Acts has Jesus telling us the following prior to his ascension: “But you shall receive power when the Holy Spirit has come upon you; and you shall be my witnesses in Jerusalem and in all Judea and Samaria and to the end of the earth” (Acts 1:8). In this we find the basic literary skeleton of the book. The message first disturbed the peace of Jerusalem, then all of Judea and Samaria, and then on to the rest of the known world. It seemed big news that both Palestinian Jews and Hellenistic Jews in the Diaspora were included, and then that the Samaritans could be part of the movement, but when Gentiles started coming in a great deal of rethinking had to take place. 

We find in the sermon of Peter on the day of Pentecost one of many references found throughout the book to fulfilled scripture. “For these men are not drunk, as you suppose, since it is only the third hour of the day; but this is what was spoken by the prophet Joel” (Acts 2:15-16). Fulfillment of scripture is a very big deal in Luke-Acts, and it seems clear that the writer saw this as a primary means for reinterpreting established Jewish beliefs to make sense of so much change in ways that people could find satisfying. In Luke the fulfilment had to do with Jesus, while in Acts it can be Jesus but also the Christian community itself fulfilling the words of the prophets.

Luke has a different perspective. We have already seen that some of Luke’s predecessors and contemporaries (e.g., Mark and Matthew) claimed that Jesus was the fulfillment of the Jewish Scriptures. In the book of Acts, Luke takes this view a step further. The entire Christian movement after Jesus is a fulfillment of scripture as well (Ehrman 325).

Luke-Acts is an account of the life of Jesus and the beginnings of the early church told as the fulfillment of prophecy (Talbert 1982, 234-40). What is being actualized in the various prophecies' fulfillment is the plan of God that stands behind the events narrated (Talbert xv).

Repeatedly in Acts we find God (or ‘the Spirit’) taking the lead in expanding the reach of the gospel. In 2:39 Peter says that this promise is to those listening at the time, to their children, “and to all that are far off, every one whom the Lord our God calls to him.” In 2:47 it was ‘the Lord’ who added people to the church each day. The Samaritans receive the message and in 8:14-15 the apostles go to them simple to confirm it with the laying on of hands to “receive the Holy Spirit.” The apostle Peter explained to the church in Jerusalem, as related in 11:15-19, the conversion of Cornelius’ household by saying it was done on God’s own initiative, and “who was I that I could withstand God?”

Acts 15, which recounts the events of a council in Jerusalem intended to determine the religious requirements for Gentile converts, gives us an end-to-end view of the theological methodology of the early church in adapting to new circumstances. 

In verses 1-5 the traditionalists make their case for circumcision and keeping the law of Moses. 

But some men came down from Judea and were teaching the brethren, “Unless you are circumcised according to the custom of Moses, you cannot be saved.” And when Paul and Barnabas had no small dissension and debate with them, Paul and Barnabas and some of the others were appointed to go up to Jerusalem to the apostles and the elders about this question.

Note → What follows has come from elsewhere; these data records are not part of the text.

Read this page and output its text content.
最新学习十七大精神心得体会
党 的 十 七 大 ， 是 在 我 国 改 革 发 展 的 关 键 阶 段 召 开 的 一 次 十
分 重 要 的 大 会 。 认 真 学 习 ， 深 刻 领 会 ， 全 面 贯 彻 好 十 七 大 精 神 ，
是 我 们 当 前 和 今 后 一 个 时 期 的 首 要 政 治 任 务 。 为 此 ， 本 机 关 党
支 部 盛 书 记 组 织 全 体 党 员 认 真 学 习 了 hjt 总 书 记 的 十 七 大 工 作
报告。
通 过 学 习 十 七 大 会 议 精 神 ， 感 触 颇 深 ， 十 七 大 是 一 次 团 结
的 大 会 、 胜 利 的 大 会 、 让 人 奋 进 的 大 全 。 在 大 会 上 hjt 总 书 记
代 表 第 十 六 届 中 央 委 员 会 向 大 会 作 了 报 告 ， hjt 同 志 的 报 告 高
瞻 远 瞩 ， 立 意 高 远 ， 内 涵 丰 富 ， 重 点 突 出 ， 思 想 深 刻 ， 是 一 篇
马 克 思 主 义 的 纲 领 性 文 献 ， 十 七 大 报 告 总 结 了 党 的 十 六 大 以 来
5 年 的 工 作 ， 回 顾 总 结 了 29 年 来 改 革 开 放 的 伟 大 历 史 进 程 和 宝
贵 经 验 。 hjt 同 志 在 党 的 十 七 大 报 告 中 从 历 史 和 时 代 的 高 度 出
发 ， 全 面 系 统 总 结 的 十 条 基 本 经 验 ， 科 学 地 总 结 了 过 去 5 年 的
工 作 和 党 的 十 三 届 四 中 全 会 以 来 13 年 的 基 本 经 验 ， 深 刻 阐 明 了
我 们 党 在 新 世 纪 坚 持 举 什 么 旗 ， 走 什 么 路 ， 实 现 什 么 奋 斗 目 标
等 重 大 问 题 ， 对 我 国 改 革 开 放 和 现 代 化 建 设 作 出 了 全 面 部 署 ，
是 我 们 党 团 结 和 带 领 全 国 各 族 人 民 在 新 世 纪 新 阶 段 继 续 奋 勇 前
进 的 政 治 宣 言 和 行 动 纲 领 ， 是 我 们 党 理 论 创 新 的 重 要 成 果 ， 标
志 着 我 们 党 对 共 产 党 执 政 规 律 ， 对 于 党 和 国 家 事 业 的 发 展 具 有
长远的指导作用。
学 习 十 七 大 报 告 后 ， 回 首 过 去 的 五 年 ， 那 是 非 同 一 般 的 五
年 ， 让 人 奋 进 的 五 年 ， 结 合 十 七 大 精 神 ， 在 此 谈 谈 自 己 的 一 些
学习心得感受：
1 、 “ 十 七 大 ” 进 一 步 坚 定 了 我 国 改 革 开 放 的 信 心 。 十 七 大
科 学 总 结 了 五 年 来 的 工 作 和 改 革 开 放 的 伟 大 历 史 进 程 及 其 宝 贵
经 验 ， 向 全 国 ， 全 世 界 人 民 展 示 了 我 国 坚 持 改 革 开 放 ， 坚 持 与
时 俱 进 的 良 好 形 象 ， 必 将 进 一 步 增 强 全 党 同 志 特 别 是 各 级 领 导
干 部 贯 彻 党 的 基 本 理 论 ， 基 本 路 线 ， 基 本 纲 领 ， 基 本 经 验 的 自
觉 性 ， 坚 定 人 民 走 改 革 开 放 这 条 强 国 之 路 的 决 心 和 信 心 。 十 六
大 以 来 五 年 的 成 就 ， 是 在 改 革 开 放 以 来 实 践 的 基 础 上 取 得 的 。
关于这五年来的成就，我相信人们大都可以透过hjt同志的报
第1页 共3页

So, being sent on their way by the church, they passed through both Phoenicia and Samaria, reporting the conversion of the Gentiles, and they gave great joy to all the brethren. When they came to Jerusalem, they were welcomed by the church and the apostles and the elders, and they declared all that God had done with them. But some believers who belonged to the party of the Pharisees rose up, and said, “It is necessary to circumcise them, and to charge them to keep the law of Moses.

In 6-12 Peter, Paul, and Barnabas tell of witnessing the conversion of Gentiles, complete with the reception of the Spirit. 

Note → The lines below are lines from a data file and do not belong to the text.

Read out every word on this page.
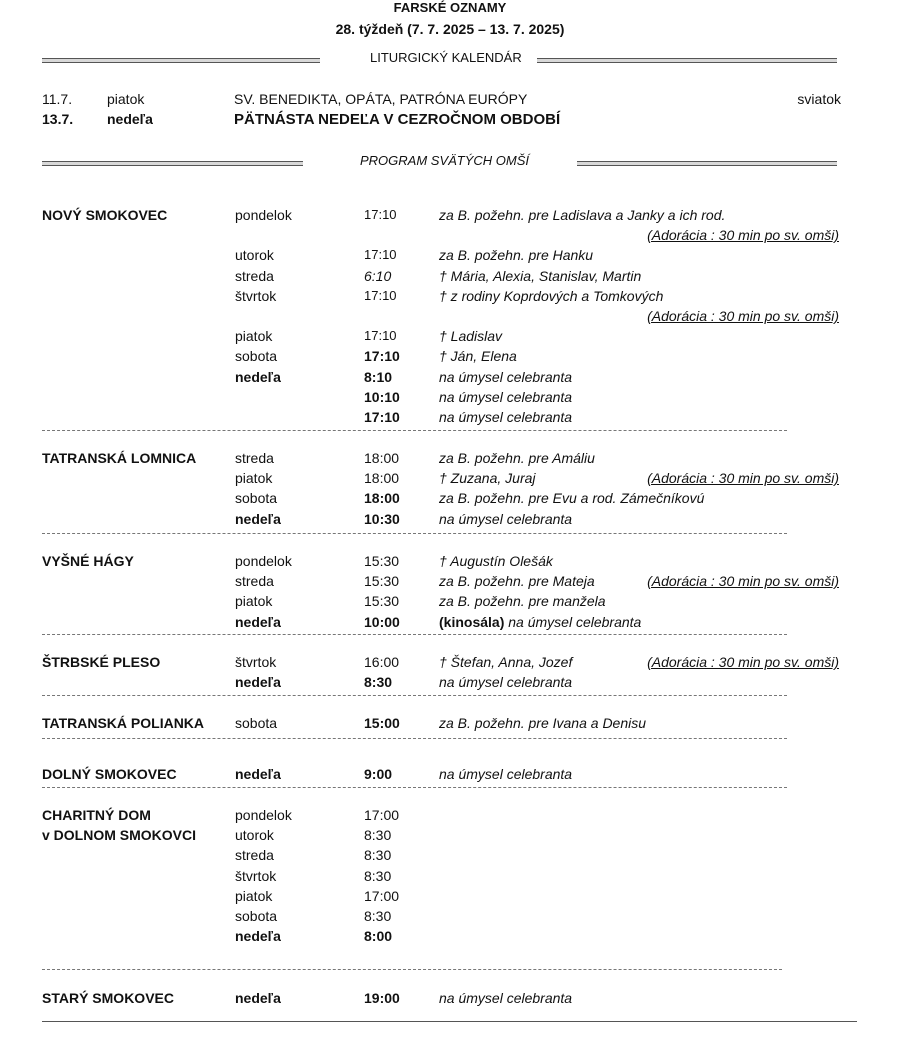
FARSKÉ OZNAMY
28. týždeň (7. 7. 2025 – 13. 7. 2025)
LITURGICKÝ KALENDÁR
11.7. piatok	SV. BENEDIKTA, OPÁTA, PATRÓNA EURÓPY	sviatok
13.7. nedeľa	PÄTNÁSTA NEDEĽA V CEZROČNOM OBDOBÍ
PROGRAM SVÄTÝCH OMŠÍ
NOVÝ SMOKOVEC	pondelok	17:10	za B. požehn. pre Ladislava a Janky a ich rod.
(Adorácia : 30 min po sv. omši)
utorok	17:10	za B. požehn. pre Hanku
streda	6:10	† Mária, Alexia, Stanislav, Martin
štvrtok	17:10	† z rodiny Koprdových a Tomkových
(Adorácia : 30 min po sv. omši)
piatok	17:10	† Ladislav
sobota	17:10	† Ján, Elena
nedeľa	8:10	na úmysel celebranta
10:10	na úmysel celebranta
17:10	na úmysel celebranta
TATRANSKÁ LOMNICA	streda	18:00	za B. požehn. pre Amáliu
piatok	18:00	† Zuzana, Juraj	(Adorácia : 30 min po sv. omši)
sobota	18:00	za B. požehn. pre Evu a rod. Zámečníkovú
nedeľa	10:30	na úmysel celebranta
VYŠNÉ HÁGY	pondelok	15:30	† Augustín Olešák
streda	15:30	za B. požehn. pre Mateja	(Adorácia : 30 min po sv. omši)
piatok	15:30	za B. požehn. pre manžela
nedeľa	10:00	(kinosála) na úmysel celebranta
ŠTRBSKÉ PLESO	štvrtok	16:00	† Štefan, Anna, Jozef	(Adorácia : 30 min po sv. omši)
nedeľa	8:30	na úmysel celebranta
TATRANSKÁ POLIANKA sobota	15:00	za B. požehn. pre Ivana a Denisu
DOLNÝ SMOKOVEC	nedeľa	9:00	na úmysel celebranta
CHARITNÝ DOM
v DOLNOM SMOKOVCI
pondelok	17:00
utorok	8:30
streda	8:30
štvrtok	8:30
piatok	17:00
sobota	8:30
nedeľa	8:00
STARÝ SMOKOVEC	nedeľa	19:00	na úmysel celebranta
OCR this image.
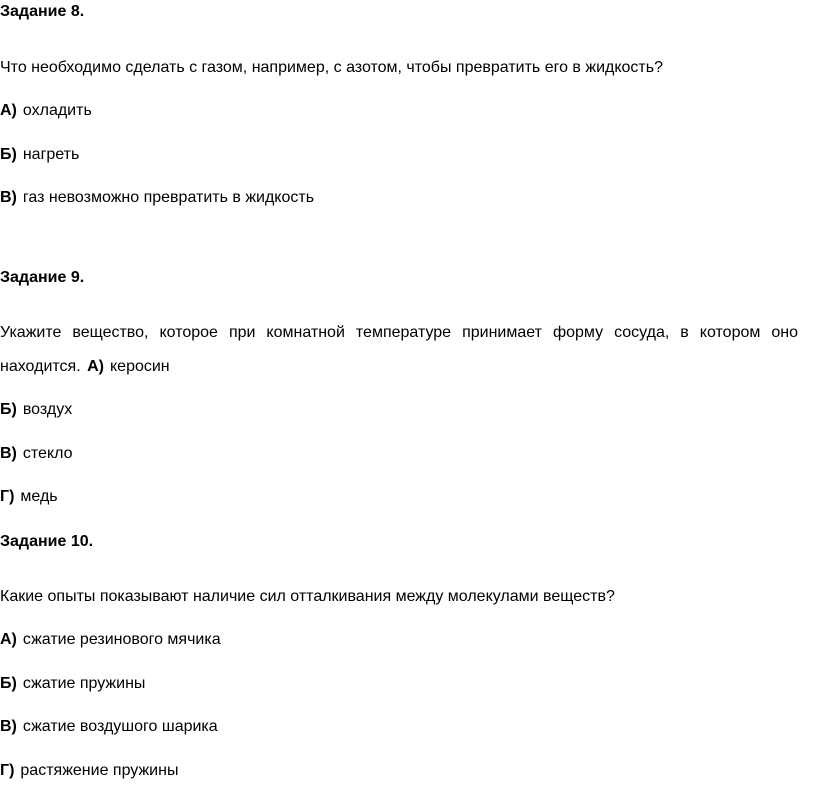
Задание 8.
Что необходимо сделать с газом, например, с азотом, чтобы превратить его в жидкость?
А) охладить
Б) нагреть
В) газ невозможно превратить в жидкость
Задание 9.
Укажите вещество, которое при комнатной температуре принимает форму сосуда, в котором оно
находится. А) керосин
Б) воздух
В) стекло
Г) медь
Задание 10.
Какие опыты показывают наличие сил отталкивания между молекулами веществ?
А) сжатие резинового мячика
Б) сжатие пружины
В) сжатие воздушого шарика
Г) растяжение пружины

The apostles and the elders were gathered together to consider this matter. And after there had been much debate, Peter rose and said to them, “Brethren, you know that in the early days God made choice among you, that by my mouth the Gentiles should hear the word of the gospel and believe. And God who knows the heart bore witness to them, giving them the Holy Spirit just as he did to us; and he made no distinction between us and them, but cleansed their hearts by faith. Now therefore why do you make trial of God by putting a yoke upon the neck of the disciples which neither our fathers nor we have been able to bear? But we believe that we shall be saved through the grace of the Lord Jesus, just as they will.” And all the assembly kept silence; and they listened to Barnabas and Paul as they related what signs and wonders God had done through them among the Gentiles.

In 13-21 James then caps it off by quoting the Septuagint rendering of Amos 9:11-12 that ‘refers to God’s act of restoration of all peoples, Jews and Gentiles” (Levine 229). 

After they finished speaking, James replied, “Brethren, listen to me. Simeon has related how God first visited the Gentiles, to take out of them a people for his name. And with this the words of the prophets agree, as it is written, 

After this I will return,
and I will rebuild the dwelling of David, which has fallen;
I will rebuild its ruins,
and I will set it up,
that the rest of men may seek the Lord,
and all the Gentiles who are called by my name,
says the Lord, who has made these things known from of old.’ 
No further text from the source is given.